Purchase of commercial workshop & warehouse. This was being purchased from the administrator of the former trading company, which were renting the premises back to the new trading company on a short term licence:

  • Each of the shareholders of the new trading business, which had 9 months profitable trading under it’s belt, illustrated by monthly management accounts, had sufficient value in their SIPP’s to purchase the property through the 2 pension funds along with the 50% loan from the Bank allowable under the Inland revenue rules.
  • Purchase price £500000, loan amount £186000. 15 year repayment term. Interest B + 3%
  • Loan conditional upon a new FRI commercial lease to be drawn up between the new trading company & the SIPP

Property Investment Finance

£375000 term loan agreed against 5 unencumbered residential investment properties:

  • The funds were required to provide a deposit toward the purchase of a block of 18 tenanted flats. The purchase price was £910000 and the flats were providing rental income of £112300 pa.
  • A loan for the balance of the purchase price, £535000 was also sourced to enable the client to complete on the purchase and grow his property portfolio thereby significantly increasing his rental income stream.

Second Property investment case study:

  • Clients owns a parade of 3 unencumbered retail units, all let on FRI commercial leases.
  • We raised a long term investment loan of £250000 over an 8 year term to repay his residential mortgage and provide additional funds to complete the build of a new house for himself & his wife’s retirement.

Commercial Mortgage

Client looking to purchase a Kennel & Cattery business for his wife & daughter to run.

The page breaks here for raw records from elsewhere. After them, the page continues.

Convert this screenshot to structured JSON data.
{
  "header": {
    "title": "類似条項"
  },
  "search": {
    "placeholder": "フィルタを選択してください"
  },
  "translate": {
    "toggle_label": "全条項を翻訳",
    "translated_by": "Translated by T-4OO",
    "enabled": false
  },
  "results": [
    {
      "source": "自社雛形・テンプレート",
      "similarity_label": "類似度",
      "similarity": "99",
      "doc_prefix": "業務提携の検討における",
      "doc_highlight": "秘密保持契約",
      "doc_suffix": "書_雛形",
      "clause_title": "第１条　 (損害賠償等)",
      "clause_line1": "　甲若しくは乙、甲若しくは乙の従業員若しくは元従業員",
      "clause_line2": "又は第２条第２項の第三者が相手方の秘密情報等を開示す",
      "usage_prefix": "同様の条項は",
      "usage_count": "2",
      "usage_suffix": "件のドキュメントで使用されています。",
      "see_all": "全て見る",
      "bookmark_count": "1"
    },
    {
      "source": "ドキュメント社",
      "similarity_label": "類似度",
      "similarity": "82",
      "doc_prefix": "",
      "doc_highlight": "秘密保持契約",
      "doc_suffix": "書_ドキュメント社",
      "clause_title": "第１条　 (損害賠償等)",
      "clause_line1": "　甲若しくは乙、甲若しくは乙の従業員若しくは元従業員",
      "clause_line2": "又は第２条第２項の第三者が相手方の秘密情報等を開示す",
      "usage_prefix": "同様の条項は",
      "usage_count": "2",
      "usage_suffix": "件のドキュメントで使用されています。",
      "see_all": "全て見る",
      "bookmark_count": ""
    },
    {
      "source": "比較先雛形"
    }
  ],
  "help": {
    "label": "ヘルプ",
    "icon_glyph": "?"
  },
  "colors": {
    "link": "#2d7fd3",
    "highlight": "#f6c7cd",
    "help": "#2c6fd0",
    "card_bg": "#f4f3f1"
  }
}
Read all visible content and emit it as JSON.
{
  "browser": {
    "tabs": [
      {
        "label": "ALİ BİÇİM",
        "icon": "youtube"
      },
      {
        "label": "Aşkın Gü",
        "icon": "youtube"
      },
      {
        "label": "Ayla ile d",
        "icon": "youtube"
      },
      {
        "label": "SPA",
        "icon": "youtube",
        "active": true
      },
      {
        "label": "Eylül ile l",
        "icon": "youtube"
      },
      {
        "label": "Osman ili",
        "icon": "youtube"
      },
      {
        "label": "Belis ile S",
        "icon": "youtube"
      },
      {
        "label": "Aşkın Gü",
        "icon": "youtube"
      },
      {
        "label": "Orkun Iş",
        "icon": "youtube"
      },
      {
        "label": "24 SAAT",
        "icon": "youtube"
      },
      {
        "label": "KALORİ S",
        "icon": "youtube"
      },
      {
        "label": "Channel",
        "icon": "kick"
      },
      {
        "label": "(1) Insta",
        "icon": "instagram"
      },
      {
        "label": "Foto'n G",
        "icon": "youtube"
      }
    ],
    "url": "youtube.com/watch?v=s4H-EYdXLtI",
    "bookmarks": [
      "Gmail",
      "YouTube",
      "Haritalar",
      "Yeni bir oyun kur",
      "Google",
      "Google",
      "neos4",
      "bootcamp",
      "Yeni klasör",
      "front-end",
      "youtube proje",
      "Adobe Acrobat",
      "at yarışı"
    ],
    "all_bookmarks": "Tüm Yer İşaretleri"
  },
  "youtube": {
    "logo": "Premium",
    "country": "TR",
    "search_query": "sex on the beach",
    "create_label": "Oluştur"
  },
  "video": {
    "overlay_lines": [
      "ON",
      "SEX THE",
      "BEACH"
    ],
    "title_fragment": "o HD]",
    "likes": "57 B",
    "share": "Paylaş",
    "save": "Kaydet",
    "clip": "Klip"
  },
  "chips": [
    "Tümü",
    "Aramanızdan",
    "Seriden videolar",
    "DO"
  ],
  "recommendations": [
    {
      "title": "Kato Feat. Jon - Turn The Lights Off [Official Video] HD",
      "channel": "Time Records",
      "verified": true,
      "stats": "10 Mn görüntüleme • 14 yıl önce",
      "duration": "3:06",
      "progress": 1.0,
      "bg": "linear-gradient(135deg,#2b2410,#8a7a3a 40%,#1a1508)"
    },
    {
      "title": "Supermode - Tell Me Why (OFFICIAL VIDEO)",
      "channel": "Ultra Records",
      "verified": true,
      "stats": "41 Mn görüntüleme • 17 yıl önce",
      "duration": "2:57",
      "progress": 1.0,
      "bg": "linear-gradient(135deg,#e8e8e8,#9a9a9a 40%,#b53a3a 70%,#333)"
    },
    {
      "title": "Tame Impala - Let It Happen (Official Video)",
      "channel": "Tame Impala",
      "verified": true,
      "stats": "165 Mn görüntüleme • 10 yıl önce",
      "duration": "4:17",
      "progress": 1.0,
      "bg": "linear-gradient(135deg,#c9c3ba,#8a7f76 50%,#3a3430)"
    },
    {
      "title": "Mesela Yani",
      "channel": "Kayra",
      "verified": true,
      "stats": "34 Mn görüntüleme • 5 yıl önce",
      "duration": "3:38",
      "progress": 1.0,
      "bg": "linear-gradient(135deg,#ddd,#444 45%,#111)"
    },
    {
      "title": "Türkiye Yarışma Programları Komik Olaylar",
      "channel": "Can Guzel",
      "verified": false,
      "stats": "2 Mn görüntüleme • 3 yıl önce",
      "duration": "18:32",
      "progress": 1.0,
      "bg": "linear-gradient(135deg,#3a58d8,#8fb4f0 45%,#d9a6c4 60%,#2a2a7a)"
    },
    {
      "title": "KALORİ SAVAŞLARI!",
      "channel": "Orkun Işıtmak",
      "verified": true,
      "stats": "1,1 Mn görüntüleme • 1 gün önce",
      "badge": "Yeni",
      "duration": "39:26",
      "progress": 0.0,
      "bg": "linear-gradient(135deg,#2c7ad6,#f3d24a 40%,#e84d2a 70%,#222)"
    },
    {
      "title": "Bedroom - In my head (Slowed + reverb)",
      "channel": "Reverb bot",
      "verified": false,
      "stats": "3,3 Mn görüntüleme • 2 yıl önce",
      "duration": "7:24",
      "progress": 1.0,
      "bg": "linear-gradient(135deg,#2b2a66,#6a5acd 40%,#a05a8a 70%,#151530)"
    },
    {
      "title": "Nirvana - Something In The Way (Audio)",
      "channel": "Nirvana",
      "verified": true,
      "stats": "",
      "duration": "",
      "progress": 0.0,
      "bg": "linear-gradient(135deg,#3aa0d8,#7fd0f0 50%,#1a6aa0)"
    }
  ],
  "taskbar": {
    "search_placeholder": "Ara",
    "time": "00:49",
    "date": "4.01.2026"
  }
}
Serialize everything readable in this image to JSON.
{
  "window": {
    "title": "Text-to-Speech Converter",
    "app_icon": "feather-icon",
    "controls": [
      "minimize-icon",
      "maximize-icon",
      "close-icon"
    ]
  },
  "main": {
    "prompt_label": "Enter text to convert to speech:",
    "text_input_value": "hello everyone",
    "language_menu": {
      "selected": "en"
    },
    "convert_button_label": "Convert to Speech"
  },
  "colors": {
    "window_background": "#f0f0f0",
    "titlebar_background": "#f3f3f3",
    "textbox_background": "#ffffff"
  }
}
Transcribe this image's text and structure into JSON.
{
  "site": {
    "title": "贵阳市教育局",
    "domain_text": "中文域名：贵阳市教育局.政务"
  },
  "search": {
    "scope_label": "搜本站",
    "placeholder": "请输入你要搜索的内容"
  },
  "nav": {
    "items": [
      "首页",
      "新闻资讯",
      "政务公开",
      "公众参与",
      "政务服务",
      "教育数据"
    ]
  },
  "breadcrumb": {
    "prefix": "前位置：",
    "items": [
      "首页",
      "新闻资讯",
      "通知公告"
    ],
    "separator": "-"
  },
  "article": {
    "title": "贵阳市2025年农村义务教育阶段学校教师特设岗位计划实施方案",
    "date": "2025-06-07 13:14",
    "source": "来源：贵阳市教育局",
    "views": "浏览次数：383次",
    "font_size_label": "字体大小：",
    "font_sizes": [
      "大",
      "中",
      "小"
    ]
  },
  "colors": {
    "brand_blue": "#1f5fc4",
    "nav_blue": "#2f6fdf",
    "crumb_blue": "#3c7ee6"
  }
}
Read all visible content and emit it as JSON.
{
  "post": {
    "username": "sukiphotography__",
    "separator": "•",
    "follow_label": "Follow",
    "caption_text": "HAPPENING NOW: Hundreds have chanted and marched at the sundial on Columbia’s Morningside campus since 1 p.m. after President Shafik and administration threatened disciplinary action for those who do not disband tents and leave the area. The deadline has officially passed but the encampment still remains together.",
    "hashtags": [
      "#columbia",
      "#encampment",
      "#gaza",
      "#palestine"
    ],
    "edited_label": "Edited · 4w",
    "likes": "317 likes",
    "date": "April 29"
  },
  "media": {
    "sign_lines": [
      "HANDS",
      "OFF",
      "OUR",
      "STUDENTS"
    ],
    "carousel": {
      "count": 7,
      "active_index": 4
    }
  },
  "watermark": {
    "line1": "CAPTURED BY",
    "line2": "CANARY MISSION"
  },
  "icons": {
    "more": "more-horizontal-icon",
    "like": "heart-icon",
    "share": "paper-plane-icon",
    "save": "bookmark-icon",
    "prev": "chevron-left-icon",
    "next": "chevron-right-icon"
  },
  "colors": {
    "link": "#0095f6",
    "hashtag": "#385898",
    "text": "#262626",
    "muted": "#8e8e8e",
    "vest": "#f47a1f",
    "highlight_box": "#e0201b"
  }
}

He was 50% shareholder in a successful mobility scooter sales company:

  • Purchase price £895000 to include goodwill & living accommodation.
  • He had already approached his existing company Bank Manager to put a deal together for the purchase.
  • We were introduced a number of weeks after his own Bank Manager had started looking at the deal and were asked to put an alternative proposal together.
  • £500000 loan agreed within 7 days of first meeting the client, deal signed up and the valuer went out to view the property within another week.
  • 15 year loan term, with repayments on a 20 year repayment profile initially to keep monthly commitments down in the first couple of years to ease cashflow.
  • Interest rate Base + 2.75%. Arrangement fee 1.5%.
  • Everything was completed to the client’s entire satisfaction within 6 weeks of the initial introduction to ourselves.

Client introduced to us after having been let down by their own Bank after having banked with them for almost 40 years:

  •  Building new commercial warehouse & office premises on their existing site.
  • Loan of £1.5m agreed to cover the build costs, drawn in tranches as required.
  • End value of the commercial premises was in excess of £3m. 12 month initial interest only period was agreed, to keep costs down during the build phase with an overall loan term of 15 years

Confidential Invoice Discounting

Invoice Finance:

  • Client looking to save money by refinancing an existing factoring deal which was put in place quickly 12 months earlier when he was purchasing the business back following an administration.
  • £500000 credit limit against the debtor book providing the company significant annual savings which ultimately provided additional bottom line profits by moving the finance to a more cost effective lender.